Leonel Schardong, 41 anos, servidor, bibliotecário do Instituto de Matemática
“Poder exercer a liberdade de escolha, sexual, política, profissional, ideológica, religiosa sem sofrer qualquer tipo de preconceito.”

André Castro, aluno do Instituto Letras
“Ausência de guerra, ampliação do entendimento, e por que, não estudar a anarquia?”

Geni Fernandes da Silva, servidora do Instituto de Ciências Básicas da Saúde
“Tranqüilidade, andar livremente e sem medo de ir e vir.”

Maurício W. L., aluno do Instituto de Letras
“Tolerância, aceitar as diferenças entre as pessoas, mesmo sem concordar com elas.”

Ari Roisenberg, professor do Instituto de Geociências
“Harmonia, compreensão e diálogo entre as pessoas e os povos.”

Orlando Renato, 40 anos, doutorando em
Geoquímica
“É leveza de espírito, tranqüilidade, serenidade.”

Ana Luíza Carreño, professora convidada da Universidade Autônoma do México, atualmente no Instituto de Geociências
“Harmonia, bem-estar, convivência e tranqüilidade.”

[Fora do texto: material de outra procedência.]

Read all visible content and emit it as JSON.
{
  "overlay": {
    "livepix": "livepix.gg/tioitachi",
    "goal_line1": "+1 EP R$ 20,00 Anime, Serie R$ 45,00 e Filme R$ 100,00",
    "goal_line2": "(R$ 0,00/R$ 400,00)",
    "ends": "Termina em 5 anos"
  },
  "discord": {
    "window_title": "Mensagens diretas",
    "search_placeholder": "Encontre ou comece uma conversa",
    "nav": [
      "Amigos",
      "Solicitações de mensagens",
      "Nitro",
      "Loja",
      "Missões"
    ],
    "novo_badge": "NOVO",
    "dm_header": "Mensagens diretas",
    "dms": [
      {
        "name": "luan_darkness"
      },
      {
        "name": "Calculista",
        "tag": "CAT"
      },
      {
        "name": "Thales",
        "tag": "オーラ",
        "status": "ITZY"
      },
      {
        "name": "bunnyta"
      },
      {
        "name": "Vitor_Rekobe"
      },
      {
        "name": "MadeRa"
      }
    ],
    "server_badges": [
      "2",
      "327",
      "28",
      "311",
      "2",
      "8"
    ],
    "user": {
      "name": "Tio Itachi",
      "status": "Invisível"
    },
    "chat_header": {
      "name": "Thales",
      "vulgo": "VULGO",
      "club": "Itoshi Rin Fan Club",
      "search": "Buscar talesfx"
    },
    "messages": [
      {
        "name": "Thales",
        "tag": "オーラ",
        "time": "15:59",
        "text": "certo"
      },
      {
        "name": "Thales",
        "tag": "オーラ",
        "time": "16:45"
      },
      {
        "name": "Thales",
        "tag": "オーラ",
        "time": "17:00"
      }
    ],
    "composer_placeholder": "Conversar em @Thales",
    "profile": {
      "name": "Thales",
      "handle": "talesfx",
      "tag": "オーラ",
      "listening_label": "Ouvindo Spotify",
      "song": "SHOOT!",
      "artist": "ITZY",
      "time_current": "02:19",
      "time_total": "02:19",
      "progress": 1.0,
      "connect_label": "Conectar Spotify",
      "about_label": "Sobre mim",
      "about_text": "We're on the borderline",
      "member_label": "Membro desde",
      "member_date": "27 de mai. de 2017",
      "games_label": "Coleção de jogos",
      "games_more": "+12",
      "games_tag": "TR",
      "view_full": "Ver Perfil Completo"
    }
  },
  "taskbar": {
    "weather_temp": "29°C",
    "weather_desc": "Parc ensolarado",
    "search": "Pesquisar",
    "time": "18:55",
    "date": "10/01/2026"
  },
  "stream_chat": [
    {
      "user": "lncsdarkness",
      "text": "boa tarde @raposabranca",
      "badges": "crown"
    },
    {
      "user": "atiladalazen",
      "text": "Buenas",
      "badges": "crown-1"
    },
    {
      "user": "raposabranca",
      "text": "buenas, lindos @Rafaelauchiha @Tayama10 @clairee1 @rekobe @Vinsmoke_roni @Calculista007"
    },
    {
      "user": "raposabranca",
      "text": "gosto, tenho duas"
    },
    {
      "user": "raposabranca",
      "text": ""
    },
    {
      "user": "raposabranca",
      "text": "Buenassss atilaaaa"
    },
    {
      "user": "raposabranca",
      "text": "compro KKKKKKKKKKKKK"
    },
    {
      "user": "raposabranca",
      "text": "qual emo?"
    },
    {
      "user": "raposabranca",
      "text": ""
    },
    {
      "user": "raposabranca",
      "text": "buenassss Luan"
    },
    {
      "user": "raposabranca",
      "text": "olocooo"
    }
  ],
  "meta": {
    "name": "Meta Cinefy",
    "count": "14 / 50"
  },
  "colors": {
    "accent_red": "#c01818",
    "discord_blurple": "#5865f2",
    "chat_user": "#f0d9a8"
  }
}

Geisa de Santana dos Anjos, baiana, mestranda em estratigrafia no Instituto de Geociências
“O bloco Filhos de Gandhi passando, todos de branco.”

Irajá Damiani Pinto, 84 anos, professor aposentado Instituto de Geociências
“Se queres paz, difunde saber e cultura.”

Viviana Cauduro,22 anos, aluna da Biologia
“Harmonia entre os homens, acordo entre todas as coisas definidas pelos homens.”

Míriam Klepzig, Bióloga do Instituto de
Geociências
“Paz é céu em toda a sua amplitude, significa imensidão, sem limite, coisas inimagináveis.”

Hélgio Trindade, ex-reitor da UFRGS
“Paz? Há uma frase mais atual do que nunca: ‘Justiça é o novo nome da Paz’”.